Coisa chavão é dizer que a gente conhece as pessoas na hora da dor. Da dificuldade. Escutamos isso toda hora por aí. Mas só vivenciando comprovamos essa teoria.
No início de dezembro conheci uma menina. Mulher na real. Mania minha de chamar de menina. Linda demais, formamos o típico casal “A princesa e o ogro” sabem? Moça bonita e cara feio. Mas desde o início, tratamos como um belo romance de verão. E foi.
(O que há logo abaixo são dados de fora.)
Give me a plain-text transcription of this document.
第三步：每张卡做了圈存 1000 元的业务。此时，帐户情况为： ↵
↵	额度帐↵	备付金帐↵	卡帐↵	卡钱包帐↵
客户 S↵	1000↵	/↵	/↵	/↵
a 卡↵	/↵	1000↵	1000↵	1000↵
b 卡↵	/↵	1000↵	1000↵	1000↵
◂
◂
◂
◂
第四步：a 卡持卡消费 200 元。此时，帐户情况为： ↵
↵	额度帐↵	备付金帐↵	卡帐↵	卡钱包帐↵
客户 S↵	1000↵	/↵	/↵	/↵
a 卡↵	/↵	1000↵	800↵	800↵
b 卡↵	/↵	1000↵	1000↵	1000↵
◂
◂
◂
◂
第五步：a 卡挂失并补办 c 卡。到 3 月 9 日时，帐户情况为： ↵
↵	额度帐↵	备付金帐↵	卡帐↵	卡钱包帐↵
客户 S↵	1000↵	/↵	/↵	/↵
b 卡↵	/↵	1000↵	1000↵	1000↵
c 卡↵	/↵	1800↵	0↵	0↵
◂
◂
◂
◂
Passamos natal juntos, bebemos muita champanhe nos findis, curtimos Santa catarina juntos. Muito bom. Com prazo de validade. Mas nem por isso, menos honesto e bacana, Romance “fogueira-de-graveto” : Quente, vistoso e rápido. No final de fevereiro, cumprido seu papel, o romance se auto-extinguiu. Como deveria ser, sem traumas, sem choros. Tudo na boa.

Amigos.

Para minha surpresa, essa moça se interessou muito por mim e pela situação do meu pai, mesmo não tendo mais nenhum interesse romântico na história. Nenhum mesmo. ( a gente sabe quando as pessoas ficam na volta por outras razões, certo?) E isso de alguma maneira, pela forma como ela se interessou me comoveu muito.
Me marcou. Bom isso. Realmente é muito triste essa história de que “Se você não trepa mais comigo, não é importante pra mim!”
Enfim, um ser humano desinteressado. Não era minha parente, nem amigo próximo, nem fazia parte do meu círculo. Apenas alguém gentil e bacana, sem motivo algum pra ser. Raridade hoje em dia. Isso ainda foi mais notado porque lembrei de gente que talvez devesse estar do meu lado e não estava. Coisas da vida. Tristes, mas da vida.
Essa noite mudou algumas coisas pra mim. Amanheci liberto de muitas das minhas vergonhas, muitas sensações ruins sobre atitudes minhas ficaram pra trás. Pra quem eu devia, tudo foi pago naquela noite. A indiferença e o vazio dessas pessoas me absolveram. Amanheci melhor do que dormi. E acho que aprendi de vez por todas que ninguém é melhor que a gente. Tudo são circunstâncias. E infelizmente as pessoas, e ai me incluo nas minhas imperfeições, agem de acordo com o que lhes interessa. Simples e frio. Mas verdadeira constatação.

Escrevo então em homenagem ao estranho que me estende a mão. Ao moço que ajuda a senhora na rua. Ao motorista que nos dá a vez. Enfim, a gentileza que ainda reside nas pessoas e que nós precisamos exaltar porque é o que mantém a esperança de que um dia, todos nós, seremos melhores do que somos.

Aproveitem sua estada. É curta.

Jacques, outono, 09.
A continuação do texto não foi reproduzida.